When it comes to winning a majority government, what does it take in terms of popular vote? While its the number of seats, and not the number of votes, that truly matters, popular vote is a guide as to the likelihood of whether the leading party forms a minority or majority government.
In the past 65 years, the magic number has been a minimum of 38.5% for a majority and a minimum of 33.1% (the Liberal 2019 result) for a plurality of the seats, which historically leads to a minority government. The highest popular vote that did not translate into a majority was 41.5% (Pearson, 1963), therefore, the modern-day range has been 38.5% to qualify for a majority and over 41.5% to most likely be free and clear of a minority.
In fact, the 2019 election was the first time the governing party was elected with less than 34% of the popular vote. Justin Trudeau’s 33.1% was the new low, falling beneath John A. Macdonald’s 34.8% from Canada’s first post-Confederation election in 1867.
In 2019, the relative standings of the major parties were fairly consistent except for a latter-campaign uptick for the NDP. No major reversals of fortune took place with no party able to pull away to gain a majority.
It was a different story in 2015. The Liberals eclipsed the NDP mid-campaign, won the ‘Stop Harper primary’, and gained separation over a static Conservative voter base. (In 2011, Jack Layton’s NDP eclipsed Michael Ignatieff’s Liberals during the writ period).

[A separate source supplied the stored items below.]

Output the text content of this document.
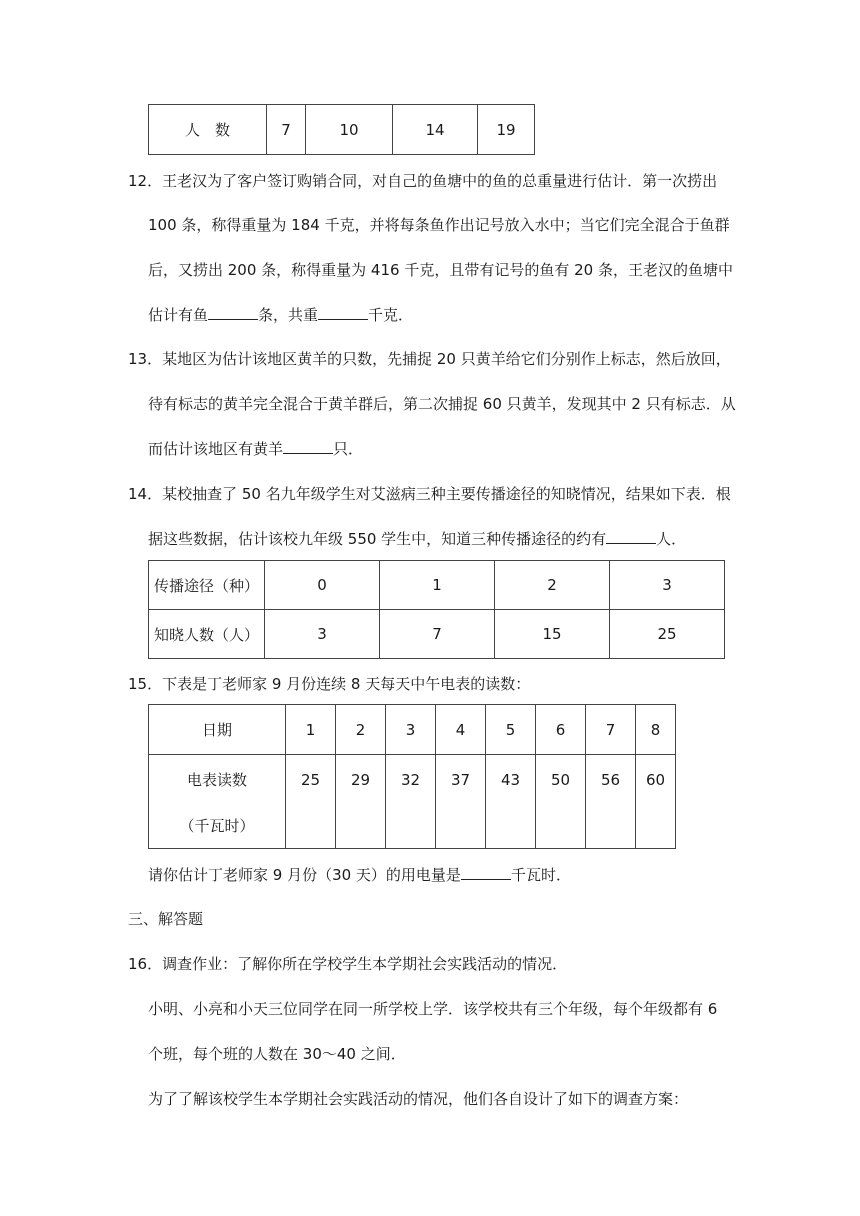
人　数	7	10	14	19
12．王老汉为了客户签订购销合同，对自己的鱼塘中的鱼的总重量进行估计．第一次捞出
100 条，称得重量为 184 千克，并将每条鱼作出记号放入水中；当它们完全混合于鱼群
后，又捞出 200 条，称得重量为 416 千克，且带有记号的鱼有 20 条，王老汉的鱼塘中
估计有鱼	条，共重	千克．
13．某地区为估计该地区黄羊的只数，先捕捉 20 只黄羊给它们分别作上标志，然后放回，
待有标志的黄羊完全混合于黄羊群后，第二次捕捉 60 只黄羊，发现其中 2 只有标志．从
而估计该地区有黄羊	只．
14．某校抽查了 50 名九年级学生对艾滋病三种主要传播途径的知晓情况，结果如下表．根
据这些数据，估计该校九年级 550 学生中，知道三种传播途径的约有	人．
传播途径（种）	0	1	2	3
知晓人数（人）	3	7	15	25
15．下表是丁老师家 9 月份连续 8 天每天中午电表的读数：
日期	1	2	3	4	5	6	7	8

电表读数
（千瓦时）	25	29	32	37	43	50	56	60
请你估计丁老师家 9 月份（30 天）的用电量是	千瓦时．
三、解答题
16．调查作业：了解你所在学校学生本学期社会实践活动的情况．
小明、小亮和小天三位同学在同一所学校上学．该学校共有三个年级，每个年级都有 6
个班，每个班的人数在 30～40 之间．
为了了解该校学生本学期社会实践活动的情况，他们各自设计了如下的调查方案：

There are different pathways to a majority as parties cobble together seats across the provinces. For the Liberals, a assuming they are BLOCked from major gains in Quebec, it’s getting more out the regions outside of Ontario. For the Conservatives, it’s doing better, much better, in Ontario – in 2011, Stephen Harper won 69% of Ontario’s seats, but in 2019, Andrew Scheer only took 30% of the seats there. For both the reds and the blues, the competitive British Columbia battleground can add the mustard to the winning hot dog.
Momentum shifts can take place, sometimes imperceptibly. The public pollsters are telling us, in Election 2021, that no party has demonstrated it’s in ‘majority territory’. In this day and age, with the Bloc taking a good share of votes in Quebec, and the Greens and PPC carving upwards of 10% of the vote, a majority may not require 38.5%, but until a party climbs above 36-37%, it’s most likely that a minority government, in some form, will be the likely outcome.
Justin Trudeau’s Liberals won a plurality of seats with an even lower popular vote than 2019, dropping from 33.1% to 32.6%., thus it was the first time a government had been elected with less than 33% of the popular vote. Erin O’Toole’s Conservatives had a higher popular vote with 33.7%, though it was lower than Andrew Scheer’s level in 2019. The Liberals obviously had a more efficient vote, winning more seats by a slimmer margin, while the Conservatives won many seats by a large margin (e.g., Alberta and Saskatchewan).